April 1, 1916, respondent leased a farm from the appellant which he vacated the next year, owing certain sums of money to the appellant for rent and for the purchase price of animals. At the time of leaving, the respondent delivered to the incoming tenant, Nakanishi, $820 worth of hay; five hundred dollars of this were paid by Nakanishi to the appellant in the spring of 1919. The appellant received the balance from Nakanishi about October 25, 1919. On August 5, 1922, this suit was brought to recover some $2,200 still due the appellant.
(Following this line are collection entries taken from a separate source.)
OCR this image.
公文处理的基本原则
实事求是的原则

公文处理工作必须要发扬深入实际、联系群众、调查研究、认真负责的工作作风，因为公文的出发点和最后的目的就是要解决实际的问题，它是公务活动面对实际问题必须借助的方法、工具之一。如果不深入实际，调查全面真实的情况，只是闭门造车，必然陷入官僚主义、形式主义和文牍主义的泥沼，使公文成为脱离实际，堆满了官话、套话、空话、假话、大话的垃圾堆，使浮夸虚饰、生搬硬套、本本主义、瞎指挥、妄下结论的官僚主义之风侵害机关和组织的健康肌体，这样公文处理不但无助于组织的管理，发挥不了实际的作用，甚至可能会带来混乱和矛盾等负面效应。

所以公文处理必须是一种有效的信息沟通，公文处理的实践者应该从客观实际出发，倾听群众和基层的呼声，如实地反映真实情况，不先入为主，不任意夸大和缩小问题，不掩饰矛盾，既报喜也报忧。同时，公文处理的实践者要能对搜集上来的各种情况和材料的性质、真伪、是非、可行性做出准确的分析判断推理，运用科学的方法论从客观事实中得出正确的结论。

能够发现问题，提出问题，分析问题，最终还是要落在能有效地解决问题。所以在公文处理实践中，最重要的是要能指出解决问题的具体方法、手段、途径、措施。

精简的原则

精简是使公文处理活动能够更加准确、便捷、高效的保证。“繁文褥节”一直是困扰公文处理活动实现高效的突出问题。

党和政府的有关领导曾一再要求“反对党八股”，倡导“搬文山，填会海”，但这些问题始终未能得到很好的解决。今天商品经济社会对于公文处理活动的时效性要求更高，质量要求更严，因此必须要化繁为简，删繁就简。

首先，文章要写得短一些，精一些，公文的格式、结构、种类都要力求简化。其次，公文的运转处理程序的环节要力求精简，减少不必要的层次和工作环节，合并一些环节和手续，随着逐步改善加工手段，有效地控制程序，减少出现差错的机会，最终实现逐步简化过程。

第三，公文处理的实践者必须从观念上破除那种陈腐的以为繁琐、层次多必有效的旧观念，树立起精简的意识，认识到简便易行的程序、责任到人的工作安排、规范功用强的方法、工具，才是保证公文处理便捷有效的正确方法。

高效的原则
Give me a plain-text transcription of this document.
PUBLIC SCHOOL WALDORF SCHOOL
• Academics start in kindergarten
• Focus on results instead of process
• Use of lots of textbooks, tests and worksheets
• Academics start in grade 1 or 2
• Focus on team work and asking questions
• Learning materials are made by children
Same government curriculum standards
In his answer the respondent plead the statute of limitations, and on this plea succeeded in the trial before the court without a jury.

To quote the appellant's brief: "The only question involved is whether the action is barred by the statute of limitations."

The answer depends on the nature of the hay transaction of March 1, 1917. If that was an agreement whereby appellant accepted Nakanishi as his debtor for the purchase price of the hay in lieu of respondent, the appellant, of course, then became the owner of the indebtedness and the $820 was in law received at that time from the respondent, and more than three years having elapsed after that payment and before this suit was brought, the action would be barred. If the transaction was not consummated until October, 1919, when Nakanishi made the last payment to the appellant for the hay, then the statute would not act as a bar. If the appellant bought the hay or the account from the respondent in 1917, there was no payment thereafter made by the respondent which would toll the statute. *Page 387

The testimony as to what happened in March, 1917, and October, 1919, is in utter conflict, and while we have read and re-read it, the situation is not much clarified thereby and the case presents an excellent illustration of the condition which this court will not disturb, for the evidence cannot be said by us to preponderate against the trial court's findings, which therefore must stand.

Point is made of the refusal of the trial court to reopen the case for further testimony. This matter was submitted on conflicting affidavits, and in denying the motion the trial court exercised its discretion in such way that we cannot say there was any abuse thereof.

The judgment is affirmed.

TOLMAN, C.J., FULLERTON, HOLCOMB, and MITCHELL, JJ., concur.